Esse debate é aprofundado em artigo publicado na HSM Management por Rennan Vilar, Diretor de Pessoas e Cultura do Grupo TODOS Internacional, que analisa como o uso indiscriminado do conceito de ownership tem transferido para o colaborador o peso do sucesso e do fracasso, sem a devida contrapartida em estrutura, clareza e suporte organizacional.

Quando autonomia vira abandono

O incentivo à autonomia deixa de ser saudável quando passa a substituir a liderança. Em muitas organizações, o discurso do protagonismo vem acompanhado de metas pouco claras, decisões descentralizadas sem alinhamento e baixa disponibilidade de apoio. O profissional é estimulado a “agir como dono”, mas não participa das decisões estratégicas nem controla variáveis críticas do negócio.

Esse desalinhamento gera responsabilização excessiva. Colaboradores passam a se sentir culpados por resultados que fogem à sua alçada, evitam pedir ajuda por receio de parecerem pouco comprometidos e operam sob tensão constante. Quando autonomia não vem acompanhada de estrutura, processos e liderança presente, ela deixa de fortalecer a cultura e passa a corroer a confiança e a segurança psicológica das equipes.

O custo invisível do excesso de ownership

O artigo alerta que esse modelo se torna ainda mais crítico em um contexto de aumento dos afastamentos por questões de saúde mental no Brasil. Vender protagonismo sem oferecer suporte não apenas compromete resultados, como expõe as pessoas a um nível de pressão incompatível com uma gestão responsável.

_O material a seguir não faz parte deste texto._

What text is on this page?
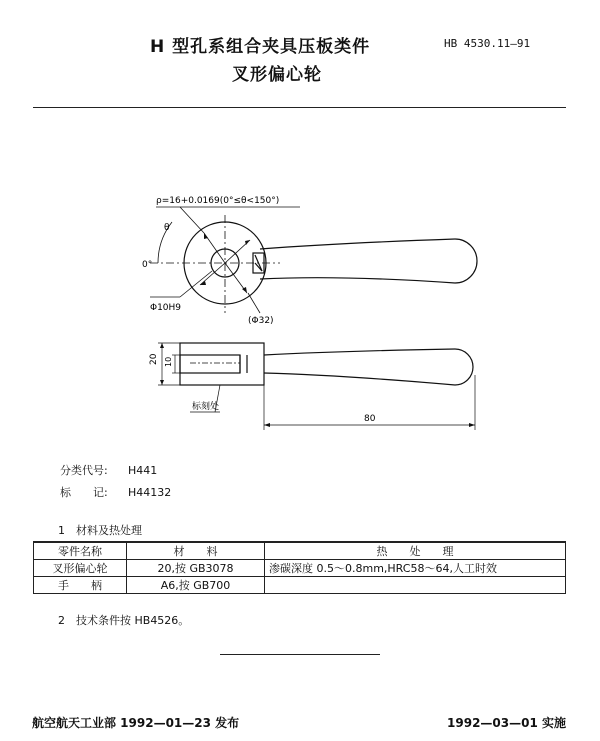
H 型孔系组合夹具压板类件
叉形偏心轮
HB 4530.11—91
ρ=16+0.0169(0°≤θ<150°)
θ
0°
Φ10H9
(Φ32)
20 10
80
标刻处
分类代号: H441
标　　记: H44132
1　材料及热处理
零件名称	材　　料	热　　处　　理
叉形偏心轮	20,按 GB3078	渗碳深度 0.5～0.8mm,HRC58～64,人工时效
手　　柄	A6,按 GB700	
2　技术条件按 HB4526。
航空航天工业部 1992—01—23 发布	1992—03—01 实施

Protagonismo sustentável exige fronteiras claras. Cabe à organização definir prioridades, prover estrutura e assumir os riscos que lhe pertencem. Cabe ao profissional atuar com autonomia dentro desse sistema, não compensar suas falhas.

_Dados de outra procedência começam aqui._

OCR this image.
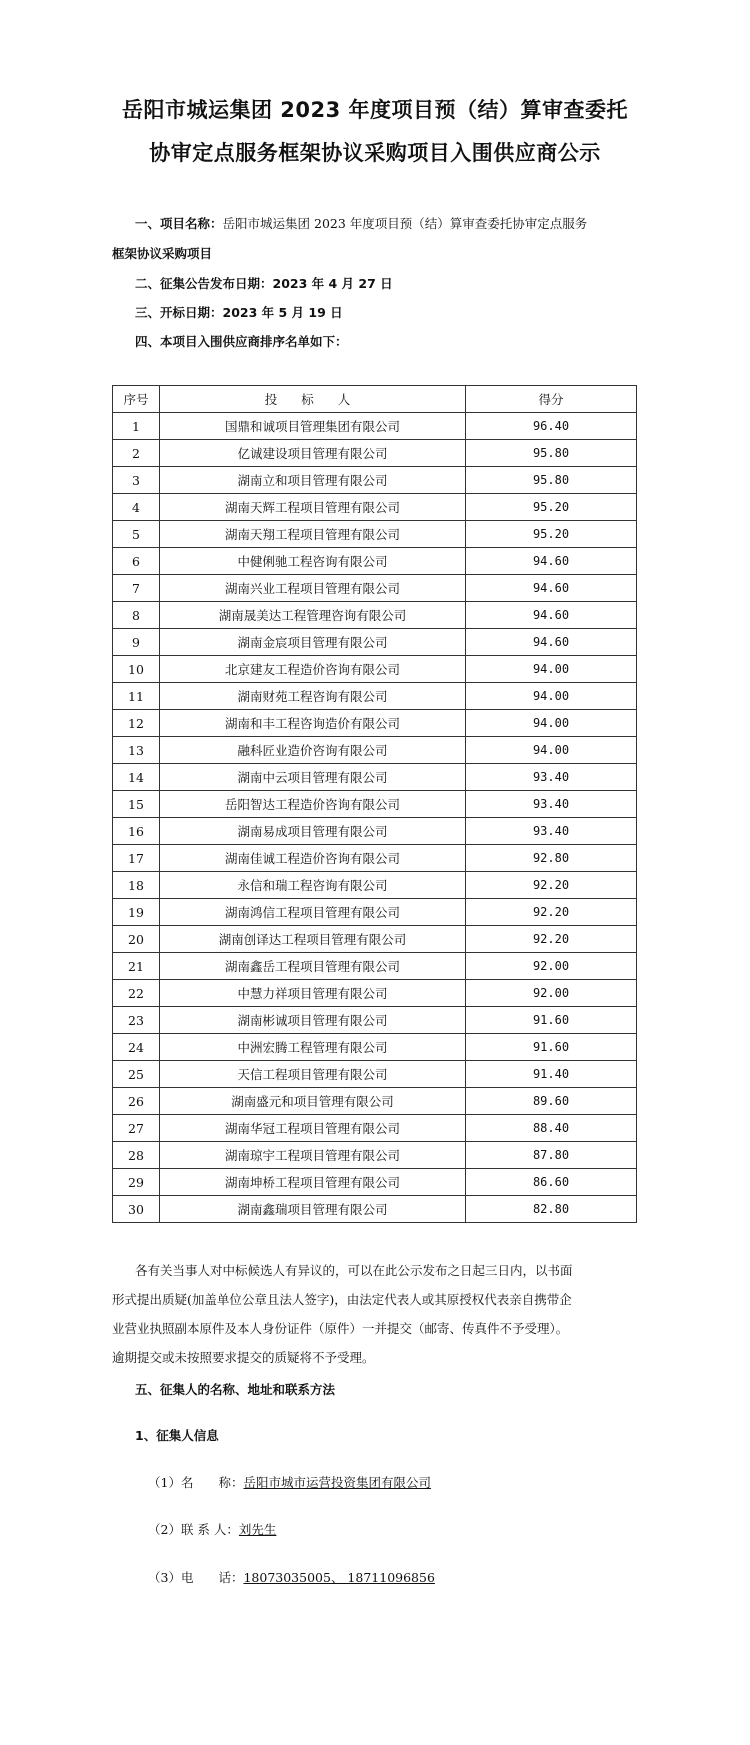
岳阳市城运集团 2023 年度项目预（结）算审查委托
协审定点服务框架协议采购项目入围供应商公示
一、项目名称：岳阳市城运集团 2023 年度项目预（结）算审查委托协审定点服务
框架协议采购项目
二、征集公告发布日期：2023 年 4 月 27 日
三、开标日期：2023 年 5 月 19 日
四、本项目入围供应商排序名单如下：
序号	投 标 人	得分
1	国鼎和诚项目管理集团有限公司	96.40
2	亿诚建设项目管理有限公司	95.80
3	湖南立和项目管理有限公司	95.80
4	湖南天辉工程项目管理有限公司	95.20
5	湖南天翔工程项目管理有限公司	95.20
6	中健俐驰工程咨询有限公司	94.60
7	湖南兴业工程项目管理有限公司	94.60
8	湖南晟美达工程管理咨询有限公司	94.60
9	湖南金宸项目管理有限公司	94.60
10	北京建友工程造价咨询有限公司	94.00
11	湖南财苑工程咨询有限公司	94.00
12	湖南和丰工程咨询造价有限公司	94.00
13	融科匠业造价咨询有限公司	94.00
14	湖南中云项目管理有限公司	93.40
15	岳阳智达工程造价咨询有限公司	93.40
16	湖南易成项目管理有限公司	93.40
17	湖南佳诚工程造价咨询有限公司	92.80
18	永信和瑞工程咨询有限公司	92.20
19	湖南鸿信工程项目管理有限公司	92.20
20	湖南创译达工程项目管理有限公司	92.20
21	湖南鑫岳工程项目管理有限公司	92.00
22	中慧力祥项目管理有限公司	92.00
23	湖南彬诚项目管理有限公司	91.60
24	中洲宏腾工程管理有限公司	91.60
25	天信工程项目管理有限公司	91.40
26	湖南盛元和项目管理有限公司	89.60
27	湖南华冠工程项目管理有限公司	88.40
28	湖南琼宇工程项目管理有限公司	87.80
29	湖南坤桥工程项目管理有限公司	86.60
30	湖南鑫瑞项目管理有限公司	82.80
各有关当事人对中标候选人有异议的，可以在此公示发布之日起三日内，以书面
形式提出质疑(加盖单位公章且法人签字)，由法定代表人或其原授权代表亲自携带企
业营业执照副本原件及本人身份证件（原件）一并提交（邮寄、传真件不予受理）。
逾期提交或未按照要求提交的质疑将不予受理。
五、征集人的名称、地址和联系方法
1、征集人信息
（1）名　　称：岳阳市城市运营投资集团有限公司
（2）联 系 人：刘先生
（3）电　　话：18073035005、 18711096856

Responsabilidade compartilhada não é responsabilidade diluída

Na conclusão, Rennan Vilar reforça que a pergunta central não é se devemos incentivar mentalidade de dono, mas se o ambiente criado permite que essa mentalidade exista sem adoecer as pessoas. Culturas maduras são aquelas em que cada parte sabe exatamente o que é sua responsabilidade e o que não é.

Empresas não precisam de profissionais que se sintam donos de tudo. Precisam de lideranças presentes, estruturas funcionais e clareza de governança. Quando todos são chamados de donos sem que o poder e a responsabilidade sejam realmente compartilhados, o resultado é simples, ninguém responde por nada.